# kohler regulator tester



## billsmowers (Mar 21, 2008)

hi just got a kohler regulator tester from a workshop that has closed down do any of you have a set of instructions you can email me please as the instructions i have i can not read very poor photo copy i can not read the set up for the testing the briggs regulators also do any of you have a chart of all the pin outs of the different regulators used in small engine by the different manufactures

bill

[email protected]

here are some photos


----------



## usmcgrunt (Sep 16, 2007)

Hello Bill.I found this Kohler manual that has some connection info for your tester.Look at page-45.Hope this helps.

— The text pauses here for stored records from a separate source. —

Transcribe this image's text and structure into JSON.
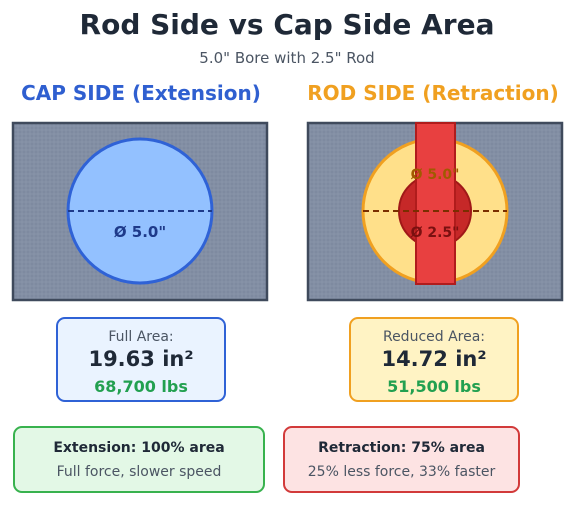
{
  "title": "Rod Side vs Cap Side Area",
  "subtitle": "5.0\" Bore with 2.5\" Rod",
  "cap_side": {
    "heading": "CAP SIDE (Extension)",
    "diameter_label": "Ø 5.0\"",
    "area_label": "Full Area:",
    "area_value": "19.63 in²",
    "force": "68,700 lbs",
    "summary_title": "Extension: 100% area",
    "summary_desc": "Full force, slower speed"
  },
  "rod_side": {
    "heading": "ROD SIDE (Retraction)",
    "bore_label": "Ø 5.0\"",
    "rod_label": "Ø 2.5\"",
    "area_label": "Reduced Area:",
    "area_value": "14.72 in²",
    "force": "51,500 lbs",
    "summary_title": "Retraction: 75% area",
    "summary_desc": "25% less force, 33% faster"
  },
  "colors": {
    "panel_fill": "#7e8aa0",
    "panel_border": "#3f4a5c",
    "cap_accent": "#2f62d6",
    "cap_fill": "#93c1ff",
    "rod_accent": "#f0a020",
    "rod_annulus_fill": "#ffe08a",
    "rod_red": "#e84040",
    "rod_dark_red": "#c02020",
    "force_green": "#22a050"
  }
}
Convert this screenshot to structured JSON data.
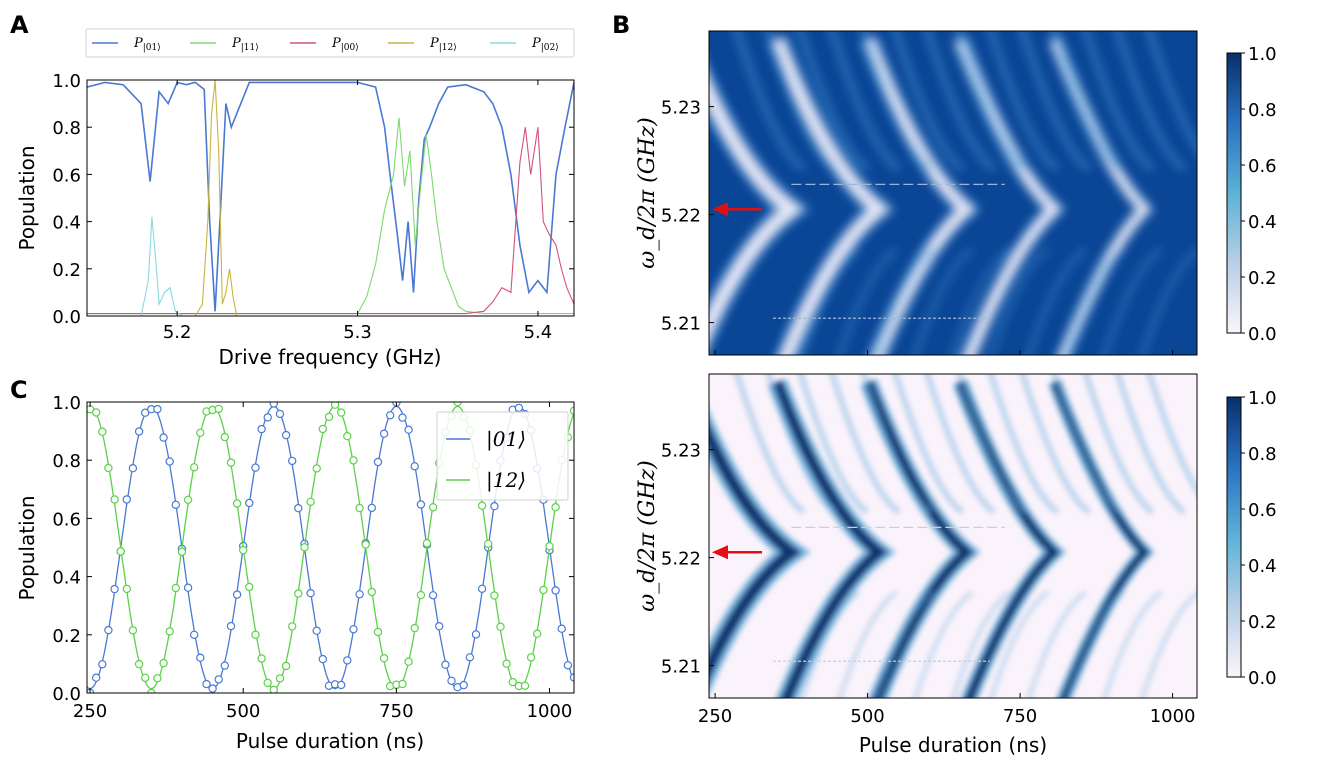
{
  "panels": {
    "a": "A",
    "b": "B",
    "c": "C"
  },
  "colors": {
    "p01": "#4a78d4",
    "p11": "#7ed870",
    "p00": "#d4507a",
    "p12": "#c8b440",
    "p02": "#8ad8e0",
    "c01": "#4a78d4",
    "c12": "#5cd04a",
    "arrow": "#e01010"
  },
  "chart_data": [
    {
      "id": "A",
      "type": "line",
      "xlabel": "Drive frequency (GHz)",
      "ylabel": "Population",
      "xlim": [
        5.15,
        5.42
      ],
      "ylim": [
        0,
        1.0
      ],
      "xticks": [
        "5.2",
        "5.3",
        "5.4"
      ],
      "yticks": [
        "0.0",
        "0.2",
        "0.4",
        "0.6",
        "0.8",
        "1.0"
      ],
      "legend_position": "top",
      "series": [
        {
          "name": "P|01⟩",
          "label_main": "P",
          "label_sub": "|01⟩",
          "color": "#4a78d4",
          "x": [
            5.15,
            5.16,
            5.17,
            5.18,
            5.185,
            5.19,
            5.195,
            5.2,
            5.205,
            5.21,
            5.215,
            5.218,
            5.221,
            5.224,
            5.227,
            5.23,
            5.24,
            5.26,
            5.28,
            5.3,
            5.31,
            5.315,
            5.318,
            5.322,
            5.325,
            5.328,
            5.331,
            5.334,
            5.337,
            5.34,
            5.345,
            5.35,
            5.36,
            5.37,
            5.375,
            5.38,
            5.385,
            5.39,
            5.395,
            5.4,
            5.405,
            5.41,
            5.415,
            5.42
          ],
          "y": [
            0.97,
            0.99,
            0.98,
            0.9,
            0.57,
            0.95,
            0.9,
            0.99,
            0.98,
            0.99,
            0.96,
            0.4,
            0.02,
            0.45,
            0.9,
            0.8,
            0.99,
            0.99,
            0.99,
            0.99,
            0.97,
            0.8,
            0.6,
            0.35,
            0.15,
            0.4,
            0.1,
            0.5,
            0.75,
            0.8,
            0.9,
            0.97,
            0.98,
            0.95,
            0.9,
            0.8,
            0.6,
            0.3,
            0.1,
            0.15,
            0.1,
            0.6,
            0.8,
            0.99
          ]
        },
        {
          "name": "P|11⟩",
          "label_main": "P",
          "label_sub": "|11⟩",
          "color": "#7ed870",
          "x": [
            5.15,
            5.3,
            5.305,
            5.31,
            5.315,
            5.32,
            5.323,
            5.326,
            5.329,
            5.332,
            5.335,
            5.338,
            5.341,
            5.344,
            5.348,
            5.352,
            5.356,
            5.36,
            5.37,
            5.42
          ],
          "y": [
            0.01,
            0.01,
            0.08,
            0.22,
            0.45,
            0.6,
            0.84,
            0.55,
            0.7,
            0.3,
            0.55,
            0.77,
            0.6,
            0.4,
            0.2,
            0.12,
            0.04,
            0.02,
            0.01,
            0.01
          ]
        },
        {
          "name": "P|00⟩",
          "label_main": "P",
          "label_sub": "|00⟩",
          "color": "#d4507a",
          "x": [
            5.15,
            5.36,
            5.37,
            5.375,
            5.38,
            5.385,
            5.39,
            5.393,
            5.396,
            5.4,
            5.403,
            5.406,
            5.41,
            5.413,
            5.416,
            5.42
          ],
          "y": [
            0.01,
            0.01,
            0.02,
            0.06,
            0.12,
            0.1,
            0.65,
            0.8,
            0.6,
            0.8,
            0.4,
            0.35,
            0.3,
            0.2,
            0.12,
            0.05
          ]
        },
        {
          "name": "P|12⟩",
          "label_main": "P",
          "label_sub": "|12⟩",
          "color": "#c8b440",
          "x": [
            5.15,
            5.21,
            5.214,
            5.217,
            5.219,
            5.221,
            5.223,
            5.225,
            5.227,
            5.229,
            5.231,
            5.233,
            5.24,
            5.42
          ],
          "y": [
            0.0,
            0.0,
            0.05,
            0.4,
            0.85,
            1.0,
            0.7,
            0.05,
            0.1,
            0.2,
            0.08,
            0.0,
            0.0,
            0.0
          ]
        },
        {
          "name": "P|02⟩",
          "label_main": "P",
          "label_sub": "|02⟩",
          "color": "#8ad8e0",
          "x": [
            5.15,
            5.18,
            5.184,
            5.186,
            5.188,
            5.19,
            5.193,
            5.196,
            5.199,
            5.203,
            5.42
          ],
          "y": [
            0.0,
            0.0,
            0.15,
            0.42,
            0.25,
            0.05,
            0.1,
            0.12,
            0.02,
            0.0,
            0.0
          ]
        }
      ]
    },
    {
      "id": "B-top",
      "type": "heatmap",
      "xlabel": "",
      "ylabel": "ω_d/2π (GHz)",
      "xlim": [
        240,
        1040
      ],
      "ylim": [
        5.207,
        5.237
      ],
      "xticks": [],
      "yticks": [
        "5.21",
        "5.22",
        "5.23"
      ],
      "colorbar_ticks": [
        "0.0",
        "0.2",
        "0.4",
        "0.6",
        "0.8",
        "1.0"
      ],
      "colorscale": "blues",
      "arrow_y": 5.2205,
      "dashed_lines": [
        {
          "x": [
            375,
            725
          ],
          "y": 5.2228
        },
        {
          "x": [
            345,
            700
          ],
          "y": 5.2104
        }
      ]
    },
    {
      "id": "B-bottom",
      "type": "heatmap",
      "xlabel": "Pulse duration (ns)",
      "ylabel": "ω_d/2π (GHz)",
      "xlim": [
        240,
        1040
      ],
      "ylim": [
        5.207,
        5.237
      ],
      "xticks": [
        "250",
        "500",
        "750",
        "1000"
      ],
      "yticks": [
        "5.21",
        "5.22",
        "5.23"
      ],
      "colorbar_ticks": [
        "0.0",
        "0.2",
        "0.4",
        "0.6",
        "0.8",
        "1.0"
      ],
      "colorscale": "blues",
      "arrow_y": 5.2205,
      "dashed_lines": [
        {
          "x": [
            375,
            725
          ],
          "y": 5.2228
        },
        {
          "x": [
            345,
            700
          ],
          "y": 5.2104
        }
      ]
    },
    {
      "id": "C",
      "type": "line",
      "xlabel": "Pulse duration (ns)",
      "ylabel": "Population",
      "xlim": [
        245,
        1040
      ],
      "ylim": [
        0,
        1.0
      ],
      "xticks": [
        "250",
        "500",
        "750",
        "1000"
      ],
      "yticks": [
        "0.0",
        "0.2",
        "0.4",
        "0.6",
        "0.8",
        "1.0"
      ],
      "legend_position": "top-right",
      "period_ns": 200,
      "series": [
        {
          "name": "|01⟩",
          "color": "#4a78d4",
          "amplitude": 0.485,
          "offset": 0.5,
          "peak_at": 350
        },
        {
          "name": "|12⟩",
          "color": "#5cd04a",
          "amplitude": 0.485,
          "offset": 0.5,
          "peak_at": 250
        }
      ],
      "markers_step_ns": 10
    }
  ]
}
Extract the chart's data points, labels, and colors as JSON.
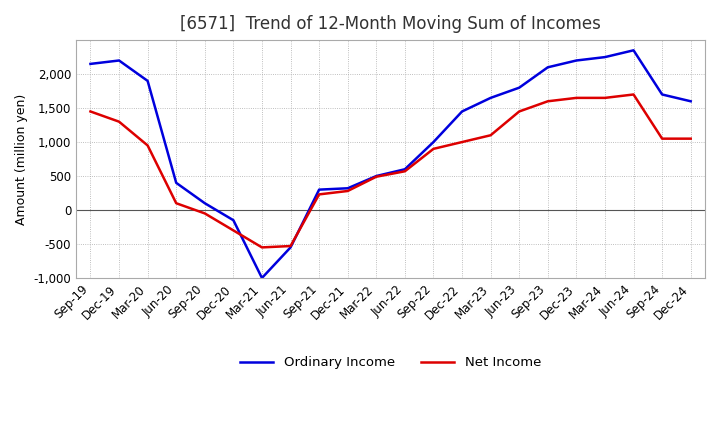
{
  "title": "[6571]  Trend of 12-Month Moving Sum of Incomes",
  "ylabel": "Amount (million yen)",
  "x_labels": [
    "Sep-19",
    "Dec-19",
    "Mar-20",
    "Jun-20",
    "Sep-20",
    "Dec-20",
    "Mar-21",
    "Jun-21",
    "Sep-21",
    "Dec-21",
    "Mar-22",
    "Jun-22",
    "Sep-22",
    "Dec-22",
    "Mar-23",
    "Jun-23",
    "Sep-23",
    "Dec-23",
    "Mar-24",
    "Jun-24",
    "Sep-24",
    "Dec-24"
  ],
  "ordinary_income": [
    2150,
    2200,
    1900,
    400,
    100,
    -150,
    -1000,
    -550,
    300,
    320,
    500,
    600,
    1000,
    1450,
    1650,
    1800,
    2100,
    2200,
    2250,
    2350,
    1700,
    1600
  ],
  "net_income": [
    1450,
    1300,
    950,
    100,
    -50,
    -300,
    -550,
    -530,
    230,
    280,
    490,
    570,
    900,
    1000,
    1100,
    1450,
    1600,
    1650,
    1650,
    1700,
    1050,
    1050
  ],
  "ordinary_color": "#0000dd",
  "net_color": "#dd0000",
  "ylim": [
    -1000,
    2500
  ],
  "yticks": [
    -1000,
    -500,
    0,
    500,
    1000,
    1500,
    2000
  ],
  "bg_color": "#ffffff",
  "grid_color": "#aaaaaa",
  "title_fontsize": 12,
  "axis_fontsize": 9,
  "tick_fontsize": 8.5
}
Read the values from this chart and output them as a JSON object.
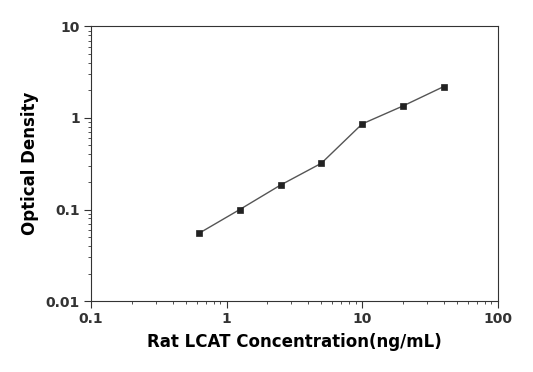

http://www.kohlerengines.com/onlinecatalog/pdf/sm_24_690_06.pdf


----------



## billsmowers (Mar 21, 2008)

usmcgrunt said:


> hello bill.i found this kohler manual that has some connection info for your tester.look at page-45.hope this helps.
> 
> http://www.kohlerengines.com/onlinecatalog/pdf/sm_24_690_06.pdf


thank you i have this info. I need info on how to connect to briggs / tecumseh / honda regulators etc the first few pages of the manual i can just read but the last 2 pages on testing other makes is unreadable

but thanks for your help in this

bill


----------



## billsmowers (Mar 21, 2008)

thank you to every one for there help i now have a copy of the manual and the info i needed

bill


----------